In what form does Jesus conceive the resurrection, which He promises to His disciples, to be combined with the coming on the clouds of heaven, to which He points His judge? In what relation do these predictions stand to the prospect held out at the time of the sending forth of the Twelve, but not realized, of the immediate appearance of the Son of Man?

What is the meaning of the further prediction on the way to Gethsemane (Mark xiv. 28) that after His resurrection He will go before the disciples into Galilee? How is the other version of this saying (Mark xvi. 7) to be explained, according to which it means, as spoken by the angel, that the disciples are to journey to Galilee to have their first meeting with the risen Jesus there, whereas, on the lips of Jesus, it betokened that, just as now as a sufferer He was going before them from Galilee to Jerusalem, so, after His resurrection, He would go before them from Jerusalem to Galilee? And what was to happen there?

These problems were covered up by the naturalistic psychology as by a light snow-drift. The snow has melted, and they now stand out from the narratives like black points of rock. It is no longer allowable to avoid these questions, or to solve them, each by itself, by softening them down and giving them an interpretation by which the reported facts acquire a quite different significance from that which they bear for the Evangelist. Either the Marcan text as it stands is historical, and therefore to be retained, or it is not, and then it should be given up. What is really unhistorical is any softening down of the wording, and the meaning which it naturally bears.

The sceptical and eschatological schools, however, go still farther in company. If the connexion in Mark is really no connexion, it is important to try to discover whether any principle can be discovered in this want of connexion. Can any order be brought into the chaos? To this the answer is in the affirmative.

The complete want of connexion, with all its self-contradictions, is ultimately due to the fact that two representations of the life of [pg 335] Jesus, or, to speak more accurately, of His public ministry, are here crushed into one; a natural and a deliberately supernatural representation. A dogmatic element has intruded itself into the description of this Life—something which has no concern with the events which form the outward course of that Life. This dogmatic element is the Messianic secret of Jesus and all the secrets and concealments which go along with it.
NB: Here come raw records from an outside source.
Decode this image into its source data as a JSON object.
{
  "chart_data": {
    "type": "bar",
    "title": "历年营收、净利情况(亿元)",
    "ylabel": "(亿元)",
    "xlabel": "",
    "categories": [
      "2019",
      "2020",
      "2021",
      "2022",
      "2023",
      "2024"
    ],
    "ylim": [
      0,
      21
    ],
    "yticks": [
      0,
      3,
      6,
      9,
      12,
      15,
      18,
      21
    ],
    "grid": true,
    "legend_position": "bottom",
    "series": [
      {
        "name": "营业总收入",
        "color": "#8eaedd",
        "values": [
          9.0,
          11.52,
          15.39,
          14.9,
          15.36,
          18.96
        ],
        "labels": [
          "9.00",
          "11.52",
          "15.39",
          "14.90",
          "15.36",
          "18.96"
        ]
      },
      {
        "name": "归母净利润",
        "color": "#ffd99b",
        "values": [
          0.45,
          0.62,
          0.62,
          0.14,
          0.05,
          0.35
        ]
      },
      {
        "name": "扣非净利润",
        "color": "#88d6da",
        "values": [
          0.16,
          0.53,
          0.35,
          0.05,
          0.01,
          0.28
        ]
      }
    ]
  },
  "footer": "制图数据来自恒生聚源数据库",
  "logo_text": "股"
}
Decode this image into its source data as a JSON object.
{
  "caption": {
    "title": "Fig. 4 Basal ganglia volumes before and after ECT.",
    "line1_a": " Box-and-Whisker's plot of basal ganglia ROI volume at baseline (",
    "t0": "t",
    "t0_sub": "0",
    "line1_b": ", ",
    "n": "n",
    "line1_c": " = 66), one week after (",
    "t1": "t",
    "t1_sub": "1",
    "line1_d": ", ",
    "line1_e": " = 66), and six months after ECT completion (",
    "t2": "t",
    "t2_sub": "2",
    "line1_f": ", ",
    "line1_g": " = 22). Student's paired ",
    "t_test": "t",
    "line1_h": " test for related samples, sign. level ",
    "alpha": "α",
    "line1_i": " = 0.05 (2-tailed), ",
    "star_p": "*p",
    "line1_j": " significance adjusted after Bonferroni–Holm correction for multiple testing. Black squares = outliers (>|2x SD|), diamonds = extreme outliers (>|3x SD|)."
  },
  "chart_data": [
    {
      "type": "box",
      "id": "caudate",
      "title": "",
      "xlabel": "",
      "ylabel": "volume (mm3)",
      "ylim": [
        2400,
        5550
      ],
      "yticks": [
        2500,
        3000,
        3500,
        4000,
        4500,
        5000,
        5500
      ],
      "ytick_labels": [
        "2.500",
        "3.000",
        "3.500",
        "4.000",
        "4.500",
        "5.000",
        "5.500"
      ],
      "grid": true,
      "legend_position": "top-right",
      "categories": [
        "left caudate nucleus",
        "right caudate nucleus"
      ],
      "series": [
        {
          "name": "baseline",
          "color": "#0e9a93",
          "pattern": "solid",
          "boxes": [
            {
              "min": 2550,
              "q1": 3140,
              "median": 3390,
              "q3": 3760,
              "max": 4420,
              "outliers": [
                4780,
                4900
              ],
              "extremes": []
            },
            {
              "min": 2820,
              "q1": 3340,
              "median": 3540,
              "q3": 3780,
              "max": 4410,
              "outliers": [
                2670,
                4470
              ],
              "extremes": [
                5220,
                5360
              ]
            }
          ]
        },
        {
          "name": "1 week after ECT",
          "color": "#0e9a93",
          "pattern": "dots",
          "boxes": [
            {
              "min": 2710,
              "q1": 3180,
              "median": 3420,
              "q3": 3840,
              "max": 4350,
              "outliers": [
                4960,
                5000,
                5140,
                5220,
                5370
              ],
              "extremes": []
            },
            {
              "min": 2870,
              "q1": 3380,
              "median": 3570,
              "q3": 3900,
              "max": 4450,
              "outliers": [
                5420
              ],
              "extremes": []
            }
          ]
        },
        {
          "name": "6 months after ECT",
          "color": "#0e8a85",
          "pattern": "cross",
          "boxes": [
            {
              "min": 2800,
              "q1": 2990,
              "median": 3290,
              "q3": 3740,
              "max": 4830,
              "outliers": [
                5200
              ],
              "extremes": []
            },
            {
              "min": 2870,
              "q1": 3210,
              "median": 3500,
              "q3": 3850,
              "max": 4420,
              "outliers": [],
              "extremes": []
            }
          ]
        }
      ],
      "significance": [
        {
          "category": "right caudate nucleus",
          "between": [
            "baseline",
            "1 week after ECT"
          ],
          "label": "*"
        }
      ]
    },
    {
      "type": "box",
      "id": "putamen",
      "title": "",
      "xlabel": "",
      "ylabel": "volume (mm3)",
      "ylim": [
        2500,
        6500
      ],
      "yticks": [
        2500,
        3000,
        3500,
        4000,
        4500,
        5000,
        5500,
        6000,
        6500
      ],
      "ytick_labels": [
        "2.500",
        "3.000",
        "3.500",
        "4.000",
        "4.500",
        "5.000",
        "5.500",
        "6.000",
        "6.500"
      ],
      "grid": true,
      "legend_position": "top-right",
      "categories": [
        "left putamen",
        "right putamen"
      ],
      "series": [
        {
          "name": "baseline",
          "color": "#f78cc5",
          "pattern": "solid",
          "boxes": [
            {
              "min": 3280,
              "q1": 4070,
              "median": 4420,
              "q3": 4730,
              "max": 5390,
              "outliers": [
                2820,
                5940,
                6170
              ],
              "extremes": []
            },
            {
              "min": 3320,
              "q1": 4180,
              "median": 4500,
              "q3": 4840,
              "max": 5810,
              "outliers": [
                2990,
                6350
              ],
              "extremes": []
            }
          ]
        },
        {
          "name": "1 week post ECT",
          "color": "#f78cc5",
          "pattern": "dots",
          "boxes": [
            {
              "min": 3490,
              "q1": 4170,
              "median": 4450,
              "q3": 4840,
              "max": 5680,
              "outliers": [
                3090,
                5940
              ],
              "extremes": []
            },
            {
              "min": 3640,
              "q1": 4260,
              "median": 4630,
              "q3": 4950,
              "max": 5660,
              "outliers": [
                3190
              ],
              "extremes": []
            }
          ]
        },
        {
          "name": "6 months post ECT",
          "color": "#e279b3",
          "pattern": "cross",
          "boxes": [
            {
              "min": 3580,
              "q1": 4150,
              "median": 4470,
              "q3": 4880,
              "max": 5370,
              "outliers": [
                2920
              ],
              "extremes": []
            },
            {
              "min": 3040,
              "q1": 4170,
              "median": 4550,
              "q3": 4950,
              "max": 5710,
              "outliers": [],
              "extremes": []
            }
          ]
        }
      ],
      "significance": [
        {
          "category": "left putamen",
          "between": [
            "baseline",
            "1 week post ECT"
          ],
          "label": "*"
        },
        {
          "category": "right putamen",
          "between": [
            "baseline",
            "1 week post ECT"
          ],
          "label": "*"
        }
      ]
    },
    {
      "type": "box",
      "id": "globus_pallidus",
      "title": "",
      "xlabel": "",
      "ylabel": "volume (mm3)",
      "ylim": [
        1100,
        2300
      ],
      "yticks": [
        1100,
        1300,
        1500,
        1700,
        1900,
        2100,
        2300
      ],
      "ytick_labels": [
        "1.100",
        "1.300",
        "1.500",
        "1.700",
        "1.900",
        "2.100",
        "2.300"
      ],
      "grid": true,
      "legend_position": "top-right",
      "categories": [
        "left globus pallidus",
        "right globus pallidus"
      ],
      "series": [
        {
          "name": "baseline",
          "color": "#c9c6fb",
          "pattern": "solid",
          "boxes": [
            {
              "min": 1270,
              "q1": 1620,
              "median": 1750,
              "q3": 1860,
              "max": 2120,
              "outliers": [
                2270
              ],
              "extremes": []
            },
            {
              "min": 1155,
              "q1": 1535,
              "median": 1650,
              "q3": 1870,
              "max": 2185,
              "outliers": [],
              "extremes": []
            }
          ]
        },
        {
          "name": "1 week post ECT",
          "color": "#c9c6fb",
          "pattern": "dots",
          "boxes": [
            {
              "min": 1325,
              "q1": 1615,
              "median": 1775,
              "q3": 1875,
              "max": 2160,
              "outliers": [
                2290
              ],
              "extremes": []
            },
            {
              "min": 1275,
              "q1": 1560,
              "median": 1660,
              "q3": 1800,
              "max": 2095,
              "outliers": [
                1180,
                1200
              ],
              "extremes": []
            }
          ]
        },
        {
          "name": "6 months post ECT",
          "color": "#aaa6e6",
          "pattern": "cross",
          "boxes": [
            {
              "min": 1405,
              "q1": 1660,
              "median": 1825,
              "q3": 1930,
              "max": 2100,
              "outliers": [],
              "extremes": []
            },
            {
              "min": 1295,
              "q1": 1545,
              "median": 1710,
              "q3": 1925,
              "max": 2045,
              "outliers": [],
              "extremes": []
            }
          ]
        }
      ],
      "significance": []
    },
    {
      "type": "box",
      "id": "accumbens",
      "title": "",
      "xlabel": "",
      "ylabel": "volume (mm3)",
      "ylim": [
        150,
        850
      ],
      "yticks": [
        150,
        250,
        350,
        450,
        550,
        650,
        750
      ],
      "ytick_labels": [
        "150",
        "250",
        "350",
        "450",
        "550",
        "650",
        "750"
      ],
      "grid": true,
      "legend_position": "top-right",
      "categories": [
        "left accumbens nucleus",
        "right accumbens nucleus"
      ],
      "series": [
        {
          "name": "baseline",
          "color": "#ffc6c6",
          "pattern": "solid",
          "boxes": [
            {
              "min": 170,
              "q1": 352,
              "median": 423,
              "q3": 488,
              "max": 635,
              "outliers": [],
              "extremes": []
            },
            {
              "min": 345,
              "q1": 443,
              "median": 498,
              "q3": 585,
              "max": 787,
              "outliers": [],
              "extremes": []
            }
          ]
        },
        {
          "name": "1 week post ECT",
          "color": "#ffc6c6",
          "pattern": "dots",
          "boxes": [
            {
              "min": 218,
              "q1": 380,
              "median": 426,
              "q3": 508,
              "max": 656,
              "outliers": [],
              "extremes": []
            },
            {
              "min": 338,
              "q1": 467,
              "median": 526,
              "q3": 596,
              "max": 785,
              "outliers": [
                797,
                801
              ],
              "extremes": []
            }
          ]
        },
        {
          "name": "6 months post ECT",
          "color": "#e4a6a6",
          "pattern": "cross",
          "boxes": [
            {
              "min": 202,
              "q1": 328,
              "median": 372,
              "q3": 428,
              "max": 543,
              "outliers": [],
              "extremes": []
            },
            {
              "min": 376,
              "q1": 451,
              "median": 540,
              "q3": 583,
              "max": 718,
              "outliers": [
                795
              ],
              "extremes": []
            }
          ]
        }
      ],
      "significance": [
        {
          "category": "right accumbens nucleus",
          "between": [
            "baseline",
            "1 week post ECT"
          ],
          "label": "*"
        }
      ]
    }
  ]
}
Hence the irrational and self-contradictory features of the presentation of Jesus, out of which a rational psychology can make only something which is unhistorical and does violence to the text, since it must necessarily get rid of the constant want of connexion and self-contradiction which belongs to the essence of the narrative, and portray a Jesus who was the Messiah, not one who at once was and was not Messiah, as the Evangelist depicts Him. When rational psychology conceives Him as one who was Messiah, but not in the sense expected by the people, that is a concession to the self-contradictions of the Marcan representation; which, however, does justice neither to the text nor to the history which it records, since the Gospel does not contain the faintest hint that the contradiction was of this nature.

Up to this point—up to the complete reconstruction of the system which runs through the disconnectedness, and the tracing back of the dogmatic element to the Messianic secret—there extends a close agreement between thoroughgoing scepticism and thoroughgoing eschatology. The critical arguments are identical, the construction is analogous and based on the same principle. The defenders of the modern psychological view cannot, therefore, play off one school against the other, as one of them proposed to do, but must deal with them both at once. They differ only when they explain whence the system that runs through the disconnectedness comes. Here the ways divide, as Bauer saw long ago. The inconsistency between the public life of Jesus and His Messianic claim lies either in the nature of the Jewish Messianic conception, or in the representation of the Evangelist. There is, on the one hand, the eschatological solution, which at one stroke raises the Marcan account as it stands, with all its disconnectedness and inconsistencies, into genuine history; and there is, on the other hand, the literary solution, which regards the incongruous dogmatic element as interpolated by the earliest Evangelist into the tradition and therefore strikes out the Messianic claim altogether from the historical Life of Jesus. Tertium non datur.

But in some respects it really hardly matters which of the two “solutions” one adopts. They are both merely wooden towers erected upon the solid main building of the consentient critical induction which offers the enigmas detailed above to modern historical theology. It is interesting in this connexion that Wrede's [pg 336] scepticism is just as constructive as the eschatological outline of the Life of Jesus in the “Sketch.”

Bruno Bauer chose the literary solution because he thought that we had no evidence for an eschatological expectation existing in the time of Christ. Wrede, though he follows Johannes Weiss in assuming the existence of a Jewish eschatological Messianic expectation, finds in the Gospel only the Christian conception of the Messiah. “If Jesus,” he thinks, “really knew Himself to be the Messiah and designated Himself as such, the genuine tradition is so closely interwoven with later accretions that it is not easy to recognise it.” In any case, Jesus cannot, according to Wrede, have spoken of His Messianic Coming in the way which the Synoptists report. The Messiahship of Jesus, as we find it in the Gospels, is a product of Early Christian theology correcting history according to its own conceptions.

It is therefore necessary to distinguish in Mark between the reported events which constitute the outward course of the history of Jesus, and the dogmatic idea which claims to lay down the lines of its inward course. The principle of division is found in the contradictions.